ただ、これまでのGMOでK-POPファンの地蔵っぷりへの文句を見てきた中でこれじゃ人のこと言えないだろと思うところもあり、アーティストのライブは素晴らしくてもファンの印象が悪いと後味も悪いです。複数のジャンルのアーティストが集まるフェスという環境だからこそ、アーティストへのリスペクトは忘れずにいてほしいと強く思います。
まとめ
改めて今年も最高のラインナップで2日間共に最高に楽しめました。
大きくは触れませんでしたが ROSÉ も思ってたよりしっかりライブしてくれて好印象でした。ないより APT. も聞けましたし笑。
今回のGMO SONIC、EDMは勿論のことK-POPに加えヒップホップにまで手を伸ばしたという事で今後にもますます注目といきたいところですが…。
正直やっぱり集客が良かったとは思えませんでしたね。数字で見ても1日目が17000人、2日目が20000人みたいでキャパに対して空きはあったと思います。プラチナで参加しましたがエリアが埋まり切ったこともなく EDM という全盛期が過ぎたジャンルの厳しい現実を痛感しますね。

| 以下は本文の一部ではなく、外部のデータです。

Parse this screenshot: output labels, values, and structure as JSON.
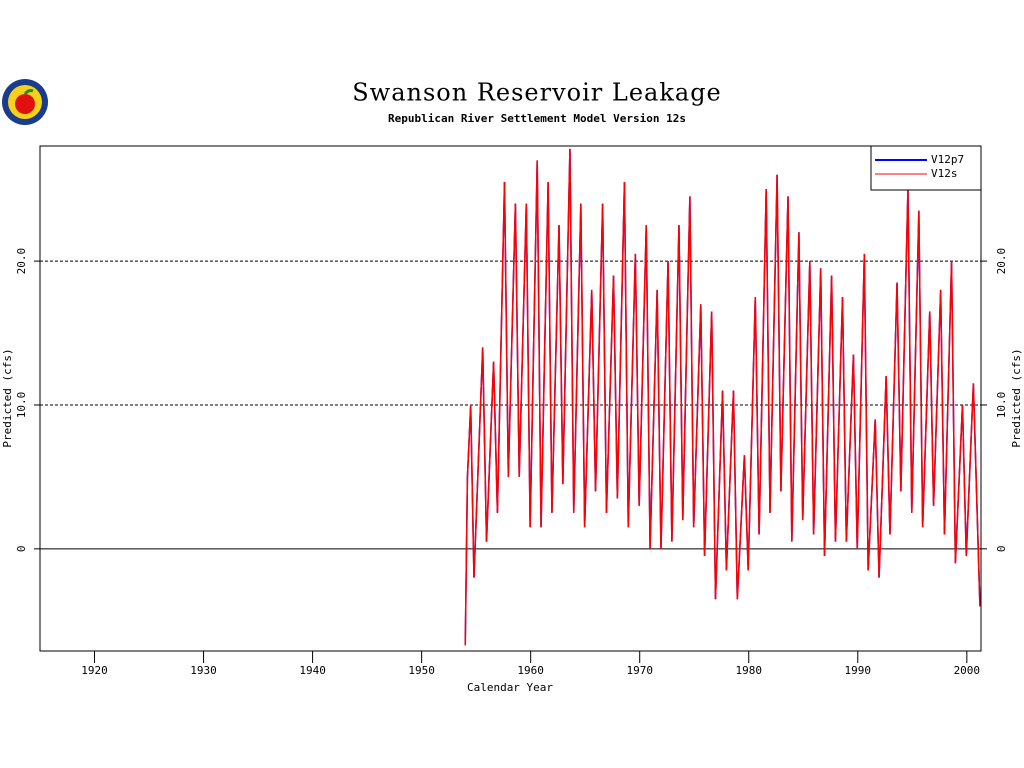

神がかったラインナップを最高峰のステージで届けてくれる、個人的には神イベントなだけにどうにか盛り上がってほしいとは思いますね。ただ来年は会場となるさいたまスーパーアリーナが補修工事のため使えないみたいで、去年今年の集客からも見て暗雲立ち込める雰囲気はありますが、ぜひとも頑張っていただきたいです。